Single by ASAP Rocky
- Released: August 28, 2019
- Length: 3:07
- Label: ASAP Forever; Polo Grounds; RCA;
- Songwriter(s): Rakim Mayers; Alexander Ridha; Hector Delgado; Mario Reddick;
- Producer(s): Boys Noize; Hector Delgado;

ASAP Rocky singles chronology
| "Live Fast" (2019) | "Babushka Boi" (2019) | "Twisted" (2019) |

Music video
- "Babushka Boi" on YouTube

= Babushka Boi =

2019 single by ASAP Rocky

"Babushka Boi" is a song by American rapper ASAP Rocky, released as a single through ASAP Rocky Recordings, Polo Grounds Music and RCA Records on August 28, 2019. The music video was released the same day.

==Background==
ASAP Rocky began wearing a babushka headscarf to cover the resulting cut on his face after he fell off his scooter in September 2018. This inspired Frank Ocean, who posted a picture on his Instagram of himself in a babushka, with ASAP Rocky commenting "Babushka Boi" on the image and later adding the phrase to his own Instagram. Rocky previewed the song at the 'Injured Generation Tour' in January 2019, and shared a trailer of its music video on August 26.

==Music video==
The Nadia Lee Cohen-directed music video was also released on August 28. It was inspired by Dick Tracy and features ASAP Rocky, ASAP Ferg, Schoolboy Q, ASAP Nast and Kamil Abbas as prosthetic-enhanced gangsters robbing a bank and on the run from police, who are portrayed as anthropomorphic pigs. The criminals get into a shootout with the police which "leaves ASAP and his crew with some fresh sausage meat."

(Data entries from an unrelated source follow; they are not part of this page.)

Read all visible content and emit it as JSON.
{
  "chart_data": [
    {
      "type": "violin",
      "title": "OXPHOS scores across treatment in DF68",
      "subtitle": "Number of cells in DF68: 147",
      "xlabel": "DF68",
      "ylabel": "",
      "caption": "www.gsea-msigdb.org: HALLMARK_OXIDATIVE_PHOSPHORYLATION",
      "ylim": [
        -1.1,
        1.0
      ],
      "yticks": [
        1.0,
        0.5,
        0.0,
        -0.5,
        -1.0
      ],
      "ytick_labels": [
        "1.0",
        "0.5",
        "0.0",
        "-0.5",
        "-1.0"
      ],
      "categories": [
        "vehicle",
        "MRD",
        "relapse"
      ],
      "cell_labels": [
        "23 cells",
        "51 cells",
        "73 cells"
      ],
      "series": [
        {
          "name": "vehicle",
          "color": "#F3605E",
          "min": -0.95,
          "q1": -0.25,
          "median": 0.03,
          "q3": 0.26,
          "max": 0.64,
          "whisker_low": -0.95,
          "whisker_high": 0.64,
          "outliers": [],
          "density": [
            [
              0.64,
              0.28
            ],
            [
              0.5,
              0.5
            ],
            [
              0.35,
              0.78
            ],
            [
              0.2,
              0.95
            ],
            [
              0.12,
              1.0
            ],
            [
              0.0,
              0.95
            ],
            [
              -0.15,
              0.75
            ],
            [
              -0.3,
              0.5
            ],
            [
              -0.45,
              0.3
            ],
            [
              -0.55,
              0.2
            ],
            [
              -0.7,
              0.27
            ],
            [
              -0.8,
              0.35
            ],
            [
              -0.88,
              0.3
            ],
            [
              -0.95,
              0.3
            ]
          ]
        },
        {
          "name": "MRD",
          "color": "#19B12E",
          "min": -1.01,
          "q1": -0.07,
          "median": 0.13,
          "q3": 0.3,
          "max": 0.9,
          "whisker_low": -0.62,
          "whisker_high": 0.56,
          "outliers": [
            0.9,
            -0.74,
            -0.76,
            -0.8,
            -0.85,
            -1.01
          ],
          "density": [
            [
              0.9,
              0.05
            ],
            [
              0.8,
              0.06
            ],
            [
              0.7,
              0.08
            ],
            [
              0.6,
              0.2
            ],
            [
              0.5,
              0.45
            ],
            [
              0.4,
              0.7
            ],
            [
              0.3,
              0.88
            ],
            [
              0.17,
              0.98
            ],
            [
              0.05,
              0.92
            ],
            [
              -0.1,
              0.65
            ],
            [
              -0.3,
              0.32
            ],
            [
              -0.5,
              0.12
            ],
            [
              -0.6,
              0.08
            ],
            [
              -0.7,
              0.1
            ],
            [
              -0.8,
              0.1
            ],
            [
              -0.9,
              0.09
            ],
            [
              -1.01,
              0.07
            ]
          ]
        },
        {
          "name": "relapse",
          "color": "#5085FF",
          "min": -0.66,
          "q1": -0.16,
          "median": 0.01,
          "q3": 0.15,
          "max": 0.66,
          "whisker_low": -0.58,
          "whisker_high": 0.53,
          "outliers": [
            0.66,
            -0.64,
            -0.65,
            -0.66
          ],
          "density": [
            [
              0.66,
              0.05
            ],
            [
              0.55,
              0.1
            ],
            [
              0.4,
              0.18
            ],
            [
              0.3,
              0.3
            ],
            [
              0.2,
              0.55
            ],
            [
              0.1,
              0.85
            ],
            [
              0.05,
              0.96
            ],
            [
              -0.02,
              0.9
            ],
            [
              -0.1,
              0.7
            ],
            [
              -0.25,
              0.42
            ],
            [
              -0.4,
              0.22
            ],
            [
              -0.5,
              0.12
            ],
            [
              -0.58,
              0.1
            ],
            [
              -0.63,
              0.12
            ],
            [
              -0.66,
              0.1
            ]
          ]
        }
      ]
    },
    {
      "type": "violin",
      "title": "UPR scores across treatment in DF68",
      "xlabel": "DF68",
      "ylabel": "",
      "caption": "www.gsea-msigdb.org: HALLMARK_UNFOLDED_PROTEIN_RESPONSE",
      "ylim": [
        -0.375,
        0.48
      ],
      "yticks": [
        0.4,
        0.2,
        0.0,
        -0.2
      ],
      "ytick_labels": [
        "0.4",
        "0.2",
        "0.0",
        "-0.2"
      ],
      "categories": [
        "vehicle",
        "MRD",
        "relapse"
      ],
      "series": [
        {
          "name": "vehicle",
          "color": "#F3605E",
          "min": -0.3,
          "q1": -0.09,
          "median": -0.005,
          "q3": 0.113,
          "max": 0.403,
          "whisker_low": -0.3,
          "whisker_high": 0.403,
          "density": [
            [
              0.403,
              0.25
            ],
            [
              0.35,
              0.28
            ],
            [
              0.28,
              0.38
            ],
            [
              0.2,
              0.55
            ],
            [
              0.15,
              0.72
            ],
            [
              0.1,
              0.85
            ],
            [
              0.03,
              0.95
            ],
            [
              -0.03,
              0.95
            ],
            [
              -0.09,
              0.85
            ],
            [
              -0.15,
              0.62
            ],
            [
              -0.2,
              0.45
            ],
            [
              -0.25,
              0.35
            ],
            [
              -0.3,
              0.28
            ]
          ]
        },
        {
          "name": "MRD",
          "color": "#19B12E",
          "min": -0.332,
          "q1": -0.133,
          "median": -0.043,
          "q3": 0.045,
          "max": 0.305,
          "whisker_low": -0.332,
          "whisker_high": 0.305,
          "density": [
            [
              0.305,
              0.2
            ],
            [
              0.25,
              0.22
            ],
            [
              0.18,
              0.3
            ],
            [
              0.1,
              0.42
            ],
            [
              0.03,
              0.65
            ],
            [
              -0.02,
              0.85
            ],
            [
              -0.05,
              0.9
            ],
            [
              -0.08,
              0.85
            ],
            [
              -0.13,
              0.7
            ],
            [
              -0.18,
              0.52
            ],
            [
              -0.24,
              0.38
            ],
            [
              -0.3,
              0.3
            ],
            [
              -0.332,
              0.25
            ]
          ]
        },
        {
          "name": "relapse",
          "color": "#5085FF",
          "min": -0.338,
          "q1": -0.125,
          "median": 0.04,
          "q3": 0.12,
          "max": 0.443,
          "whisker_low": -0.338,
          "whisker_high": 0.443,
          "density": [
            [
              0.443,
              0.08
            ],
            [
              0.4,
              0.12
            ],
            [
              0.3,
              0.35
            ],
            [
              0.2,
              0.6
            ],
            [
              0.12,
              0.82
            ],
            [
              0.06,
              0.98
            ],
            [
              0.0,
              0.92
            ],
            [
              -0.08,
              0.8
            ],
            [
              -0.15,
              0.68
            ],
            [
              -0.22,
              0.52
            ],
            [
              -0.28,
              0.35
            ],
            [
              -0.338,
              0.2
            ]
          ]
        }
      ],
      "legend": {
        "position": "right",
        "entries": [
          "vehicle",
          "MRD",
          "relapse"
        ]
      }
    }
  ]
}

It has been noted that it was filmed before ASAP Rocky's arrest and detainment in Sweden. The video was produced by Virgin Soil Pictures.

==Charts==
===Weekly charts===

| Chart (2019) | Peak position |
|---|---|
| Australia (ARIA) | 60 |
| Canada (Canadian Hot 100) | 48 |
| Latvia (LAIPA) | 12 |
| Lithuania (AGATA) | 21 |
| New Zealand (Recorded Music NZ) | 39 |
| Sweden Heatseeker (Sverigetopplistan) | 5 |
| Switzerland (Schweizer Hitparade) | 66 |
| UK Singles (OCC) | 89 |
| US Billboard Hot 100 | 69 |
| US Hot R&B/Hip-Hop Songs (Billboard) | 27 |
| US Rolling Stone Top 100 | 32 |

== Certifications ==

Certifications for "Babushka Boi"
| Region | Certification | Certified units/sales |
| Canada (Music Canada) | Gold | 40,000^{‡} |
| New Zealand (RMNZ) | Gold | 15,000^{‡} |
| Poland (ZPAV) | Gold | 25,000^{‡} |
| United States (RIAA) | Gold | 500,000^{‡} |
^{‡} Sales+streaming figures based on certification alone.